AirienteerAirienteer Posts: 695
edited September 2009 in Road beginners
I'm thinking of applying for a racing license and doing some races next year. I'm 17 and obviuosly I'll start off as a 4th category junior. I'm quite fit and will get some good training in over the winter. Just wondering about the level of racing. What kinda speeds do guys race at and will I be completely out of my depth?? Cheers.


  • lfcquinlfcquin Posts: 470
    From a seniors 4th cat point of view, it depends on the race. I came back to racing this year and started as a 4th cat. Most of the races I have done have been averaging 22mph to 27mph. Although, it has to be said that the higher speeds were in 2nd/3rd/4th races later this year.

    Have a look at TLI (The League International) I found them a little slower with more beginners so a good way to break into the racing scene. (I even won one! :D ) If doing BC races then try to find races for 3rd/4th Cats.

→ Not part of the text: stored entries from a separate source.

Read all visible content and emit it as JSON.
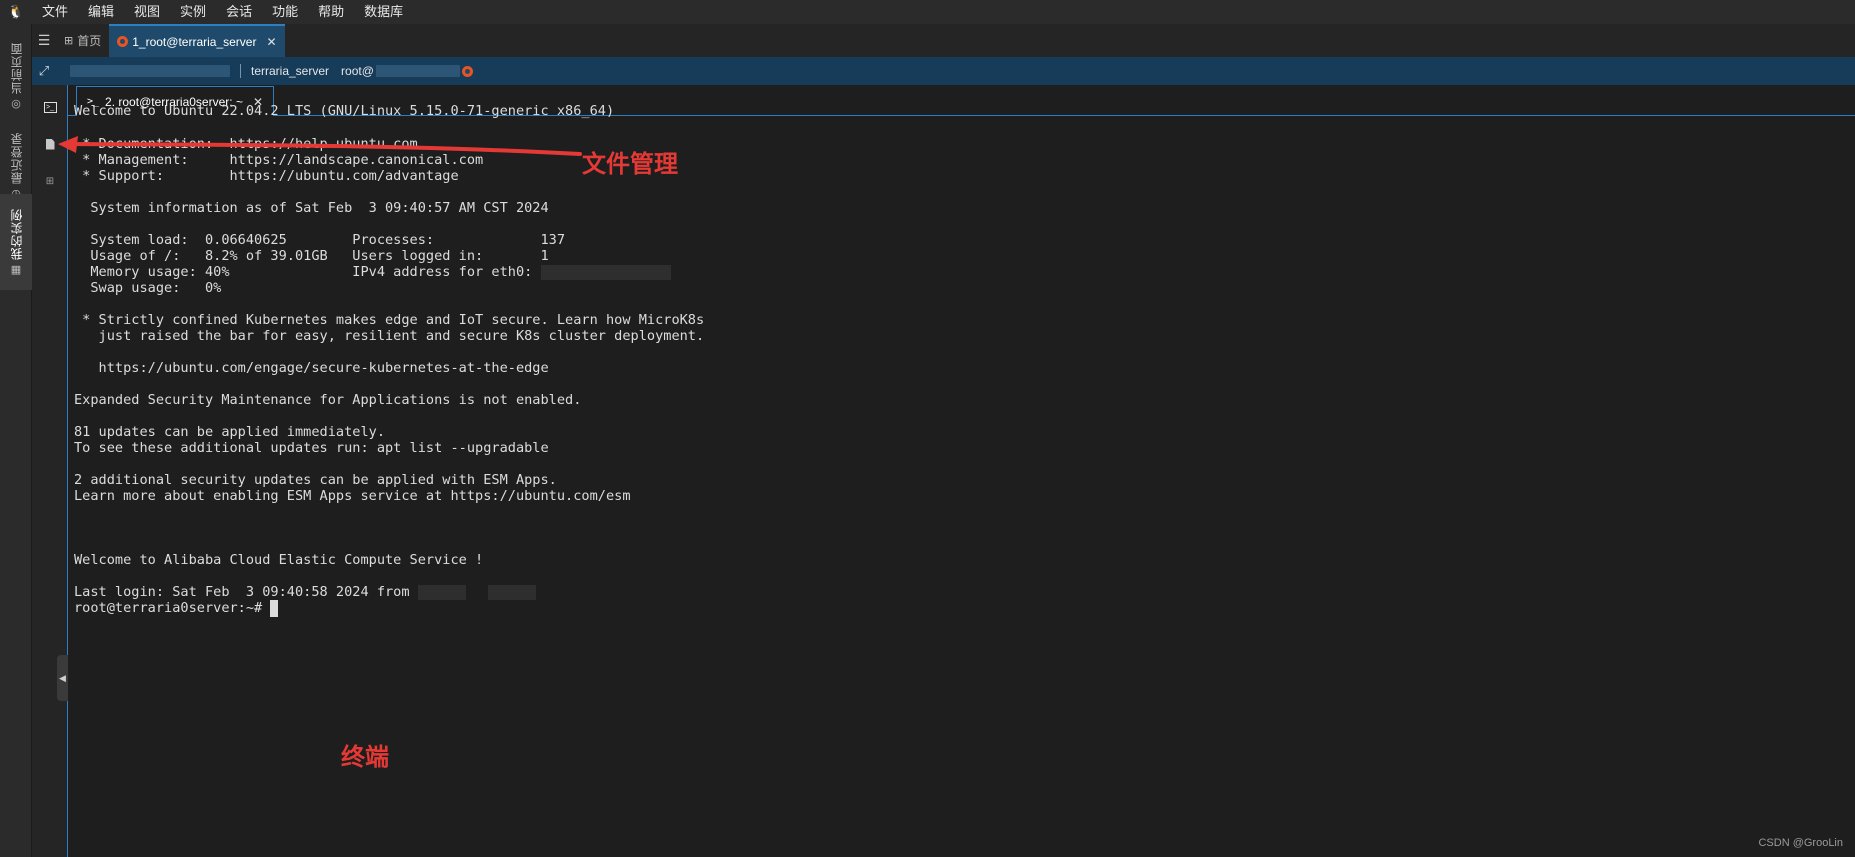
{
  "menubar": {
    "logo_icon": "tux-icon",
    "items": [
      "文件",
      "编辑",
      "视图",
      "实例",
      "会话",
      "功能",
      "帮助",
      "数据库"
    ]
  },
  "left_rail": {
    "current_page": "当前页面",
    "recent_login": "最近登录",
    "my_instances": "我的实例"
  },
  "tabs": {
    "home": "首页",
    "session": "1_root@terraria_server"
  },
  "session_bar": {
    "server_name": "terraria_server",
    "user": "root@"
  },
  "terminal_tab": {
    "label": "2. root@terraria0server: ~"
  },
  "terminal": {
    "l01": "Welcome to Ubuntu 22.04.2 LTS (GNU/Linux 5.15.0-71-generic x86_64)",
    "l02": " * Documentation:  https://help.ubuntu.com",
    "l03": " * Management:     https://landscape.canonical.com",
    "l04": " * Support:        https://ubuntu.com/advantage",
    "l05": "  System information as of Sat Feb  3 09:40:57 AM CST 2024",
    "l06": "  System load:  0.06640625        Processes:             137",
    "l07": "  Usage of /:   8.2% of 39.01GB   Users logged in:       1",
    "l08": "  Memory usage: 40%               IPv4 address for eth0: ",
    "l09": "  Swap usage:   0%",
    "l10": " * Strictly confined Kubernetes makes edge and IoT secure. Learn how MicroK8s",
    "l11": "   just raised the bar for easy, resilient and secure K8s cluster deployment.",
    "l12": "   https://ubuntu.com/engage/secure-kubernetes-at-the-edge",
    "l13": "Expanded Security Maintenance for Applications is not enabled.",
    "l14": "81 updates can be applied immediately.",
    "l15": "To see these additional updates run: apt list --upgradable",
    "l16": "2 additional security updates can be applied with ESM Apps.",
    "l17": "Learn more about enabling ESM Apps service at https://ubuntu.com/esm",
    "l18": "Welcome to Alibaba Cloud Elastic Compute Service !",
    "l19": "Last login: Sat Feb  3 09:40:58 2024 from ",
    "l20": "root@terraria0server:~# "
  },
  "annotations": {
    "file_manager": "文件管理",
    "terminal": "终端",
    "color": "#e53935"
  },
  "watermark": "CSDN @GrooLin",
  "colors": {
    "accent": "#2d7fc1",
    "session_bar": "#173c5a",
    "active_tab": "#1f4a6b",
    "ubuntu": "#e95420"
  }
}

    If you haven't done already then join a club and get on some winter club runs, it will get you used to riding in a group and some of the signals and shouts that go on in a bunch. You need to get a good base of longer rides in this winter and this will help.

    Early next year start working on developing your speed by doing some sprint work, theres loads of advice on here about how to do that and the cycling mags are always doing pieces on it. I did it this year by doing 30 minute sessions twice a week with short hard efforts in between larger rest periods.

    If your club does a chaingang then this is an excellent way to develop the speed you need for racing. If you can handle a chaingang that does 30/40 miles at about 23mph then you will be ok to stay with most races within the bunch. The sprint work will be what makes you competative.

    Hope that helps. Good luck!
  • Monty DogMonty Dog Posts: 20,614
    +1 joining a club - spend a winter riding with faster and more experienced riders - you'll learn to ride safely in a pack and will ride a lot faster than you will on your own. Do some specific speed / interval work in the spring and you should be ready for the race season.
    Make mine an Italian, with Campagnolo on the side..
  • Thanks for the replies guys, cheers!